Earlier this year, the Equal Employment Opportunity Commission approved a revised “Enforcement Guidance on the Consideration of Arrest and Conviction Records in Employment Decisions under Title VII of the Civil Rights Act of 1964” (“Guidance”). The Commission emphasizes in the Guidance that before disqualifying an individual with a criminal record from employment, employers should engage in an individualized assessment involving a dialogue with that individual. While the Guidance states that employers would not violate Title VII if they disqualify an applicant based on separate, federal restrictions on the employment of persons with criminal records, the EEOC warns that an employer may not defend a decision to disqualify an individual solely on state restrictions on the hiring of persons with criminal records.  

Previous EEOC Policy and Guidelines

The new Guidance replaces existing EEOC guidance on criminal background checks, which has been in existence since 1987 (“1987 Guidance”). The 1987 Guidance detailed statistics showing African-Americans and Hispanics are convicted at a rate disproportionately greater than their representation in the population, implying that excluding individuals from employment on the basis of their conviction records had a disparate impact on these groups. Under Title VII, an employer may justify a practice that results in a disparate impact on protected groups by demonstrating a “business necessity” for the practice.  

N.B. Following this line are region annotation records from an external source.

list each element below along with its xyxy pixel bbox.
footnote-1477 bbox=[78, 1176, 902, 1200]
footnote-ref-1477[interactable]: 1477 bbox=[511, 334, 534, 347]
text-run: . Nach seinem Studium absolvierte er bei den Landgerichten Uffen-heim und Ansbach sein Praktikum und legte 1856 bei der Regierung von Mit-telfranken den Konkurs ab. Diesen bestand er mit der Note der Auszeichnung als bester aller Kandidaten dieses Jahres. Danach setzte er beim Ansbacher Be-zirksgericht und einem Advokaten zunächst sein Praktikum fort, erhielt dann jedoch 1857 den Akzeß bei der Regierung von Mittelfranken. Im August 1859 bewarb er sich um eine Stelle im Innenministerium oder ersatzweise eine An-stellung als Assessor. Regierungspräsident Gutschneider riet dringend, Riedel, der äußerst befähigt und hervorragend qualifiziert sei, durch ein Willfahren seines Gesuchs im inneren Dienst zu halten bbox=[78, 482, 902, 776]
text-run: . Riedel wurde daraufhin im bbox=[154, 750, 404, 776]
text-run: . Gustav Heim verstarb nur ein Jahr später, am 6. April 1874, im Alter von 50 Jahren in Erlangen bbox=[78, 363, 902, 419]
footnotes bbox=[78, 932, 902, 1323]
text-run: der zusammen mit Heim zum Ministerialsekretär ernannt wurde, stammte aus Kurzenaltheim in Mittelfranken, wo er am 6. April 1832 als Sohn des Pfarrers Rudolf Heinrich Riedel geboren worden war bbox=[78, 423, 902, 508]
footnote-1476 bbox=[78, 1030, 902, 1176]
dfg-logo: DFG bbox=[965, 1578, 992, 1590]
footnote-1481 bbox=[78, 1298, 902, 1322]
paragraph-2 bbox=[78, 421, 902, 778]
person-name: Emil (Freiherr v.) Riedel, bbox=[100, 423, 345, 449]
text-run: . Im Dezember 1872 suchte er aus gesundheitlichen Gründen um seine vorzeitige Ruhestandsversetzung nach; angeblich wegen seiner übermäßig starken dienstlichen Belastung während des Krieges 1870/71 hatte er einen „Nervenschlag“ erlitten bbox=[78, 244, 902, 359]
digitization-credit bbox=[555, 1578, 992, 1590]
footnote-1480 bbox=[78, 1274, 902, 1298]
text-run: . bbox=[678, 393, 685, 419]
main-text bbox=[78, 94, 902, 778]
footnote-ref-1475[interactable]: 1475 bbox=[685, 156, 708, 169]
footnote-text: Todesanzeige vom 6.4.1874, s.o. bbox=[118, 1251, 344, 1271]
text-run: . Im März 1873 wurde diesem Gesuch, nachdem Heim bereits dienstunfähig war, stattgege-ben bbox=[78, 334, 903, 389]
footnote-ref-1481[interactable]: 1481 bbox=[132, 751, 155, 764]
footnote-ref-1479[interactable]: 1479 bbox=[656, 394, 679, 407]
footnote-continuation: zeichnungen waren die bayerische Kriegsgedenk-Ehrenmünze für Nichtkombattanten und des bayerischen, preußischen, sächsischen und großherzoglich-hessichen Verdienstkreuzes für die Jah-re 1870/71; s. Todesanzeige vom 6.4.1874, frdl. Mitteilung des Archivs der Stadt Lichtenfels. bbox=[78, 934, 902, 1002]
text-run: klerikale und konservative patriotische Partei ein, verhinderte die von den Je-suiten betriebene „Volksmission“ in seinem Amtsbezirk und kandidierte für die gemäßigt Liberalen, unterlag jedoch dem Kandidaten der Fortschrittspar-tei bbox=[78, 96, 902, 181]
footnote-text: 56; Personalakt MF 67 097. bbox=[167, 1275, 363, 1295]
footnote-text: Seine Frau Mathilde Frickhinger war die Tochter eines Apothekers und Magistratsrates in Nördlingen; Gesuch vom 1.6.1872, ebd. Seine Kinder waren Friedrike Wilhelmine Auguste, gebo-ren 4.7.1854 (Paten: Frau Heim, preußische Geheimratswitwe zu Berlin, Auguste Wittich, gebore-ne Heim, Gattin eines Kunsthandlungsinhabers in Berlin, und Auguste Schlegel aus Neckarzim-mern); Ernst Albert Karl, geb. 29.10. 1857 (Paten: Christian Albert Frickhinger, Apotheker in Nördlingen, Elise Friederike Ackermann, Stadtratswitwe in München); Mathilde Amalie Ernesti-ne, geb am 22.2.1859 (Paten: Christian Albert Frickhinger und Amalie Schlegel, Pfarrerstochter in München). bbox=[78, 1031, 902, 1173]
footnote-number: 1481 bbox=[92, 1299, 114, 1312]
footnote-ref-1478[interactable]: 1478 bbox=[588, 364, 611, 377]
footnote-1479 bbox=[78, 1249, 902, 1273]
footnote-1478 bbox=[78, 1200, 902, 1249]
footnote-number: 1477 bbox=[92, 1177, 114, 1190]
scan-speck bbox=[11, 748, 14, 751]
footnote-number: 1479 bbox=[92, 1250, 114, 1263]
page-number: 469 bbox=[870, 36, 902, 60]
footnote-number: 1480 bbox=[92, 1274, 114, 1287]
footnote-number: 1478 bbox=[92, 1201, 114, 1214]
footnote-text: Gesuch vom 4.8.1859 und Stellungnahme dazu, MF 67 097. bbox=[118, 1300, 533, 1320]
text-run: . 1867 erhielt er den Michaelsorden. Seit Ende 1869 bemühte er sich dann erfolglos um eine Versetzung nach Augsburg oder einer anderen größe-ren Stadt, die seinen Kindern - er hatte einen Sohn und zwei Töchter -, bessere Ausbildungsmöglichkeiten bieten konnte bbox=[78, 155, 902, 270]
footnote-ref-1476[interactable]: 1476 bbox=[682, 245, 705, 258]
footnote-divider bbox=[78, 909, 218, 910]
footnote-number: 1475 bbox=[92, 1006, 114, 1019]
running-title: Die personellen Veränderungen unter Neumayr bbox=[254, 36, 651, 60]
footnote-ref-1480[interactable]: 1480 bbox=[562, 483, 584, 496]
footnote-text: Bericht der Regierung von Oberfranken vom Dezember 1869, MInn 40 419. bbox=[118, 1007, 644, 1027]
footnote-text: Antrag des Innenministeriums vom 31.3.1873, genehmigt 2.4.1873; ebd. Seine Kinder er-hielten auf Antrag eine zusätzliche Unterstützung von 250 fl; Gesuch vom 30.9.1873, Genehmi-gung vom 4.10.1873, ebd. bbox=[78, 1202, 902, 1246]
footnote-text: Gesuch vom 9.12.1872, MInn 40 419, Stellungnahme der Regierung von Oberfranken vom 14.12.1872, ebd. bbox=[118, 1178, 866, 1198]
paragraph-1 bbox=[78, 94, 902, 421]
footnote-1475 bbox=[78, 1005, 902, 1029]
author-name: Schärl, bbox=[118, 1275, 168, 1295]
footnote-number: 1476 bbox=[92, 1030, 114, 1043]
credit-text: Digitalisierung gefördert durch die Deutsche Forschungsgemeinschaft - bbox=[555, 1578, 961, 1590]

New Guidance: Targeted Screens May Satisfy Business Necessity

Large retailers often adopt an internal policy regarding the types of convictions that will disqualify an individual from employment. The Guidance contemplates that an employer may satisfy the “business necessity” requirements with an internal policy that is “narrowly tailored.” It explains “narrowly tailored” as a “demonstrably tight nexus to the position in question.” The Guidance further explains, “Title VII thus does not necessarily require individualized assessment in all circumstances.” It states that a “targeted screen” would pass muster if it considers at least the nature of the crime, the time elapsed and the nature of the job (these are the three Green factors, based on a Supreme Court decision by that name).  

Targeted Screens Accompanied by Individualized Assessment

The Guidance clearly prefers a targeted screen accompanied by notice to the individual under scrutiny and an individualized assessment of the individual, the crime and the position in question. An individualized assessment would allow the applicant or employee to explain the circumstances of the conviction and why the conviction should not exclude him or her from employment.  

The Guidance states that if the individual does not respond to the employer’s inquiries, the employer may make its decision without the information.  

Persons Subject to Federal, State Prohibitions or Restrictions

The Guidance notes federal laws and regulations prohibit the employment of persons with records of certain crimes in particular positions, e.g., child care workers in federal agencies, bank employees and port workers. It finds that Title VII does not preempt these restrictions. However, perhaps of greatest concern for employer, the Commission refuses to allow employers to establish business necessity based on compliance with state or local laws prohibiting the employment of persons with certain criminal convictions. According to the Guidance, an employer that takes adverse action against an applicant or employee, as required by state law or local regulations, nonetheless must demonstrate that its policy is job-related and consistent with business necessity based on the Green factors.

“Ban the Box” by Fiat

As a so-called best practice, the Guidance encourages employers not to ask applicants about their criminal records (this is often called “banning the box” for the question on employment application forms). According to the EEOC, not asking about criminal records early in the application process is important because an employer is more likely to assess objectively the relevance of an applicant’s criminal records when it already knows about the applicant’s qualifications and experience.  

At least one EEOC regional office has begun targeting employers who do not heed this “best practice.”

Operating in the New Legal Environment

The Guidance shows the Commission accepts criminal background checks as a common employment practice. Nevertheless, retailers should review the Guidance and, with human resources, loss prevention officials and in-house or outside counsel, evaluate and revise their policies and practices, if necessary, in accordance with the “Best Practices” provided in the Guidance to minimize becoming a target of the EEOC.  

This is especially important for employers that have multiple hiring locations and utilize background checks frequently. The EEOC has taken the position that it can expand any individual charge into a systemic discrimination investigation of the employer. Indeed, the EEOC has begun using its systemic discrimination authority to target companies with multiple locations and employees. “Big numbers are bad numbers” and large numbers of applicants are likely to produce statistically significant adverse impact trends. When that occurs, employers will be required to utilize individualized assessment, targeted screens or conduct a validation study under the Guidance.